Harold Meyerson

Harold Meyerson

Overview

* Editor at Large of The American Prospect
* Vice-Chairman of Democratic Socialists of America
* Columnist for The Washington Post
* Political Editor and columnist of the L.A. Weekly
* On the day after 9-11, he called for cutting the U.S. defense budget.


Harold Meyerson is Editor at Large of the left-liberal magazine The American Prospect. He is also a weekly columnist for The Washington Post and (since 2001) a political editor and columnist for L.A. Weekly (America’s largest metropolitan weekly, a left “underground” radical newspaper gone commercial). In addition, the socialist Meyerson has written for such publications as The Atlantic, the Los Angeles Times, The NationThe New RepublicThe New Statesman, and The New York Times.

Born in 1950 in Los Angeles, Meyerson attended L.A. public schools. He once described his mother as “part of the Old Left when it was young”; someone who embraced “the democratic, anti-Communist and somewhat pacifistic socialism of Norman Thomas”; and someone who “went to work for institutions … that embodied those values — the War Resisters League, the League for Industrial Democracy, the [International] Ladies Garment Workers Union.”

A graduate of Columbia University, Meyerson worked as a political consultant for a range of leftist causes and candidates from the late 1970s through the mid-1980s. In 1987-88 he was a regular commentator for The Los Angeles Herald-Examiner.

From 1989 through 2001 Meyerson was the Executive Editor of L.A. Weekly. Since 2001 he has been, as noted earlier, a political editor and columnist for that publication.

From 1991 through 1995, Meyerson hosted the weekly show “Real Politics” on radio station KCRW, the Los Angeles area’s leading National Public Radio affiliate.

In 1993 Meyerson co-authored (with Ernie Harburg) the book Who Put the Rainbow in the Wizard of Oz, a biography of the lyricist “Yip” Harburg, who wrote the words to the hit songs “Over the Rainbow,” “April in Paris,” “It’s Only a Paper Moon,” and “Brother Can You Spare A Dime?” But musical talent is not all that Meyerson admired about the great songwriter.
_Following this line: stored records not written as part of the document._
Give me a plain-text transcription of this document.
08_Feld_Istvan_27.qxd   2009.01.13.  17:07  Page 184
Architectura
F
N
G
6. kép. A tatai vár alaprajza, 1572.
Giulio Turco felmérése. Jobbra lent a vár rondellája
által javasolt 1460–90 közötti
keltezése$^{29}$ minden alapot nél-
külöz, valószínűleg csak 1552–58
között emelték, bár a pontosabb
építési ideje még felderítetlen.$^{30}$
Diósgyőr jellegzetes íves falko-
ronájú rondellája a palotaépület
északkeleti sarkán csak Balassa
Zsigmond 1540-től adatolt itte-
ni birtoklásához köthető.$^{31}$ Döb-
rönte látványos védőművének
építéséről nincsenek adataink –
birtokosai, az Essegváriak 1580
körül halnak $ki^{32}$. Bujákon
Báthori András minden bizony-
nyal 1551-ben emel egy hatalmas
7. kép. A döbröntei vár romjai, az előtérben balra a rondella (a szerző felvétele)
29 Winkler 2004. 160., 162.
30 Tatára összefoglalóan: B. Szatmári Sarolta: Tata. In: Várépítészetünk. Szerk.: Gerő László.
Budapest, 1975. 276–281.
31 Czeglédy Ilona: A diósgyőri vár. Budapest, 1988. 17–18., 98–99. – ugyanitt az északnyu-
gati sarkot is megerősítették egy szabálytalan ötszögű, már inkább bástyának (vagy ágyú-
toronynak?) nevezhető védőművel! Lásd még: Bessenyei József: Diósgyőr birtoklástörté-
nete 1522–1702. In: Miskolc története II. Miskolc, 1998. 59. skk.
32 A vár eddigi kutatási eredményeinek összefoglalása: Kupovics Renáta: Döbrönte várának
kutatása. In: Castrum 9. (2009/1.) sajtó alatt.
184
Harburg was a member of the Communist Party and a close friend of Leo Huberman, co-founder of the Marxist journal Monthly Review.

In 1995, the Democratic Socialists of America‘s “Eugene V. Debs/Norman Thomas/Michael Harrington Dinner Committee,” named in honor of three of America’s most prominent socialists, presented Meyerson with an award at its annual dinner banquet. “In an age of conservatism and despair,” the award read, “your persistence in advancing the ‘left wing of the possible’ has provided hope to those who share your vision…. [Y]ou have been unwavering in your articulation of a politics both radical and democratic.” In his award-acceptance speech, Meyerson said:

“What I want to do tonight, in the best Harrington tradition, is look at three things: at the [political] right and its ascendancy, and how to assess and diminish the source of its strength; at our broad political world, the Democrats, and how to revive the source of their strength; and at our more narrow world, American labor and its allies, and how to revive the source of its strength.”

On September 12, 2001, Meyerson opened his American Prospect column about the 9/11 attacks with these words: “All that is solid melts into air, Marx wrote.” Added Meyerson:

“If Bush uses the [9/11] attack to send Pentagon spending soaring, the Dems have to muster the gumption to say that even with Tuesday’s attack, our defense budget is still indefensibly high. If the Administration sees the attack as a graceful way to back out of an open-border policy with Mexico, and the extension of rights and citizenship to million of illegal immigrants, the Dems still must persist in their pro-immigrant line. If John Ashcroft’s Justice Department sees this as the perfect pretext to squelch anti-globalization protests and to get more billions for the FBI to monitor the protestors, the Dems must fight the security apparat’s consistent inability to distinguish between threats to public safety and threats to conventional wisdom.”

In the April 1, 2003 edition of The American Prospect, Meyerson wrote the following about the then-recent U.S. invasion of Iraq:

“The Bush and neocon model of an America First century is either undesirable or unsustainable — or both. Even if we accept the wholly implausible thesis that a U.S. overthrow of [Saddam] Hussein and [a] subsequent occupation and reconstruction of Iraq would democratize the Middle East,… the best possible outcome [of the war] … would be an American (or more precisely, Bushian) defeat.”

In 2003 in Detroit, Meyerson was the keynote speaker at the Democratic Socialists of America’s (DSA) National Convention. In his speech, he praised the contributions that the United Auto Workers union had made to “every progressive social movement.” Moreover, he named Wal-Mart as the prime example of the problems facing contemporary labor organizers.

In 2004 Meyerson was a featured speaker at the national Socialist Scholars Conference. Today he is Vice-Chairman of DSA.